Hace varios días lancé un comentario en esas misteriosas redes o almadrabas cibernéticas en el cual expresaba que, en lugar de una nueva variante del virus, lo que resultaba urgente y necesario era vislumbrar otra clase de seres humanos. Una variante capaz de dar esperanzas o cabida a los más serios proyectos éticos de relación social y económica. El virus humano que se expande por doquier en la actualidad causa daños irreparables en el planeta. Para ello, los escasos herederos de Foucault, por ejemplo, se empeñarían en disolver el poder concentrado en emporios, monopolios o instituciones caducas y diseminarlo en parlamentos civiles, consejos, grupos de amigos, colectivos, Individuos, comunidades poco numerosas capaces de discutir y resolver los problemas que les atañen. El propósito de esta acción sería hacer flexible la pirámide, tornar maleable las vértebras jerárquicas heredadas por el judeocristianismo, las ideologías extremistas y los pensamientos ortodoxos y unidireccionales. Esta propuesta, como podrán comprobar ustedes diariamente en los medios y en su vida cotidiana, no es más que un delirio. Lo que priva y se impondrá en el futuro cercano es lo contrario, el predominio del trabajo inestable y de la ganancia a cualquier precio, incluso a costa de sacrificar una juventud o una vida; el endeudamiento perpetuo con tal de mantenerse al día en el consumo de tecnología y de cumplir paso a paso rutinas en las que no tenemos ninguna injerencia y que nos convierten en marionetas movidas por manos invisibles.

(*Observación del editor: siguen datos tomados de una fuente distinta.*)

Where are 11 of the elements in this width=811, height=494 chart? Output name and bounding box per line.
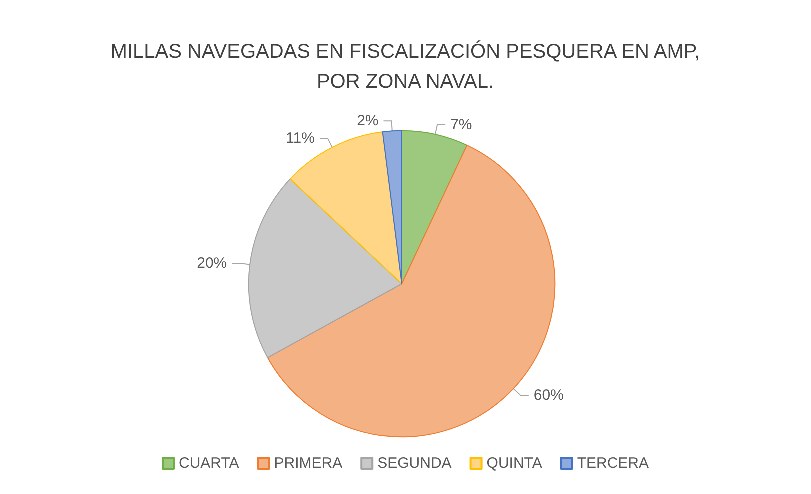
chart-title: MILLAS NAVEGADAS EN FISCALIZACIÓN PESQUERA EN AMP, POR ZONA NAVAL. [110, 40, 700, 93]
legend-label: TERCERA [577, 455, 650, 472]
legend-label: QUINTA [486, 455, 542, 472]
data-label: 7% [450, 116, 472, 134]
legend-label: PRIMERA [274, 455, 343, 472]
data-label: 20% [197, 255, 228, 272]
data-label: 11% [286, 130, 315, 148]
data-label: 2% [357, 112, 379, 130]
legend-label: SEGUNDA [378, 455, 452, 472]
data-label: 60% [534, 387, 564, 404]
legend-label: CUARTA [178, 455, 240, 472]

“No puedes ir contra el futuro ni detener el progreso”, me dirán. ¿Pero cuál progreso? Obedecer sin pensar es una acción que ha sido normal desde el origen de las sociedades antiguas y modernas, con la diferencia de que, supuestamente, las últimas han dado lugar al hombre libre, al individuo kantiano que puede elegir y construir una parte de su propia vida. Es ya una muletilla en esta columna citar a Isaiah Berlin cuando escribe lo absurdo que resulta decirle a una persona que es libre para comprar cuando no tiene dinero o capacidad económica para hacerlo. Una pésima broma. De la misma forma, es tramposo tratar de convencer a una persona de que las redes sociales o la tecnología la hacen más libre cuando todo su tiempo lo ocupa trabajando para endeudarse, o en el entretenimiento fatuo que lo elimina como ser consciente, independiente y libre (hasta donde algo así es posible). La anulación de la facultad imaginativa es propia de la globalización basada sólo en el aspecto económico-tecnológico y no en un encuentro de culturas que intente conciliar distintos ideales y diversas formas de vida. En sociedades como las nuestras prefiero encarnar en un holgazán, que en un trabajador atado a sus tabletas electrónicas, alguien que no entregue su vitalidad y libertad a cualquier poder; intentar trabajar lo menos posible, acaso para sobrevivir de una forma ascética en un espacio ocupado por seres humanos refractarios a un verdadero progreso, a uno moral, intelectual y económico que los dote de algunos momentos de felicidad o bienestar merecido. No es la anterior una carta de arenga o decepción. Hace tiempo que dejé las esperanzas utópicas olvidadas en algún vagón del metro. Sólo me digo a mí mismo, luego de observar el progreso tecnológico: ¡pero qué maldito desperdicio!

Las consideraciones anteriores me llevaron a escribir y lanzar al eterno vacío de las redes el siguiente mensaje: “La sociedad basada en el trabajo constante y el rendimiento no es libre. El éxito produce masas de fracasados y sólo unos cuantos afortunados. Sean más holgazanes y un poco más felices. La muerte llegará pronto, sea mañana o en 80 años”.